Waar komt het cliché ‘De butler heeft het gedaan’ vandaan?

Je kent vast wel whodunit mysterieverhalen waarbij de dader van een misdrijf gezocht wordt. Wie heeft de misdaad gepleegd? ‘De Butler heeft het gedaan’ is een bekend cliché in fictieve mysterieverhalen. Bij deze troop heeft een butler zijn werkgever van het leven beroofd als wraak of zodat hij ervandoor kan gaan met het geld. De butler wordt echter nooit verdacht in de verhalen en kan onopgemerkt zijn gang gaan. Deze troopwordt vaak gezien als voorspelbaar en een makkelijke oplossing. Maar wie bedacht ‘de butler heeft het gedaan’ en hoe vaak komt het nou echt voor?

De eerste ‘butler heeft het gedaan’

Velen denken dat Mary Roberts Rinehart de troop heeft bedacht in haar boek The Door (1930). In haar mysterieverhaal wordt een oudere gezinsverpleegkundige vermoord en pas op de laatste pagina wordt duidelijk dat de butler het heeft gedaan.

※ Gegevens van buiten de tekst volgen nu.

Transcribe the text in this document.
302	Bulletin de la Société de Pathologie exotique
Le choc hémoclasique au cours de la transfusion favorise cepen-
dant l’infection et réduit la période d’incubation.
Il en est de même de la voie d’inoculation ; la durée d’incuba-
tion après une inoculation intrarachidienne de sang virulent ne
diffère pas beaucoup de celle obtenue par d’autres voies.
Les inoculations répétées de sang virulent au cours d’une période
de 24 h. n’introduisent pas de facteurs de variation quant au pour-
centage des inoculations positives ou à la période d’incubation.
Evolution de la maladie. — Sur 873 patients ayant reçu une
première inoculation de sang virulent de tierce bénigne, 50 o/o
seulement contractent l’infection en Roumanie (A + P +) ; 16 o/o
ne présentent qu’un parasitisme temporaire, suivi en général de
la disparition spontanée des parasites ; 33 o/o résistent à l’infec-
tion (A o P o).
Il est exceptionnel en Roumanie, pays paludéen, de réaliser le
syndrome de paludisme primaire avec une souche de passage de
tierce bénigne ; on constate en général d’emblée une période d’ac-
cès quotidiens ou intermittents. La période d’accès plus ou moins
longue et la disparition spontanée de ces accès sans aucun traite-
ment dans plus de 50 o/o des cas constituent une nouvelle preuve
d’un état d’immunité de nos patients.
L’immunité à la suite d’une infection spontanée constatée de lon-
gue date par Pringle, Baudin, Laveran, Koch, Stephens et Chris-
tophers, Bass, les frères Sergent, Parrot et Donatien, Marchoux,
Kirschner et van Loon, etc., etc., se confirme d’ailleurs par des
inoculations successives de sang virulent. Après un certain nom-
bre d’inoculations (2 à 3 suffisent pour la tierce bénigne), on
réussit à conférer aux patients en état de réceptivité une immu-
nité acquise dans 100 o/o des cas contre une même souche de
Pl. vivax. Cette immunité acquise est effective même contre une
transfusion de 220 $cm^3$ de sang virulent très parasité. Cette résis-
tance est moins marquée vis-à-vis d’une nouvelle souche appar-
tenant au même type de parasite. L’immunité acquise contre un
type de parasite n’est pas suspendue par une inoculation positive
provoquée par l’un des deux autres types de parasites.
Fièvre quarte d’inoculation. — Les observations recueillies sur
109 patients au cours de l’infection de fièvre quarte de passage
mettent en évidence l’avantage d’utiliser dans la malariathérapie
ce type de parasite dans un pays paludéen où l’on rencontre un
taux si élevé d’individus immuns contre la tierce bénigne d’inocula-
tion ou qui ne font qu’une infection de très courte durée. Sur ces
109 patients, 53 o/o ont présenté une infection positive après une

Het is wel opvallend dat het ontstaan van de troop toegeschreven wordt aan Rinehart, aangezien de uitdrukking niet in haar boek voorkomt en zij niet de eerste was die dit plot gebruikte. Sterker nog, toen haar boek uitkwam in 1930, werd de troop al gezien als een zwak en voorspelbaar plot.

Populariteit van de troop

Hoewel de troop nu als een cliché wordt gezien, was het vroeger niet erg populair. Butlers werden wel als verdachte gebruikt, zoals in The Adventure of the Musgrave (1893) van Arthur Conan Doyle en The Murder of Roger Ackroyd (1926) van Agatha Christie, maar bleken vaak niet de dader. The Door was dus een uitzondering in de literaire wereld waarbij de butler de moord heeft gepleegd.

De populariteit van de troop ‘de butler heeft het gedaan’ komt niet van boeken, maar kwam voor het eerst voor in stomme films. Tussen 1915 en 1922 kwamen meerdere films uit waarbij de butler de dader was, of op zijn minst verdacht werd. Dat zou verklaren waarom het publiek bekend was met de plottwist en dus diep zuchtte toen ze het later tegenkwamen in literatuur. De opkomt van de troop is wellicht te herleiden naar de hogere klasse en hun angst voor hun bedienden die mogelijk dure bezittingen van hen stalen. Literatuur in de negentiende eeuw schreven over bedienden die samenwerkten met dieven en de vrouw des huizes die bezorgd was om hun afluisterende bedienden. Dit maakte de troop destijds waarschijnlijk herkenbaar.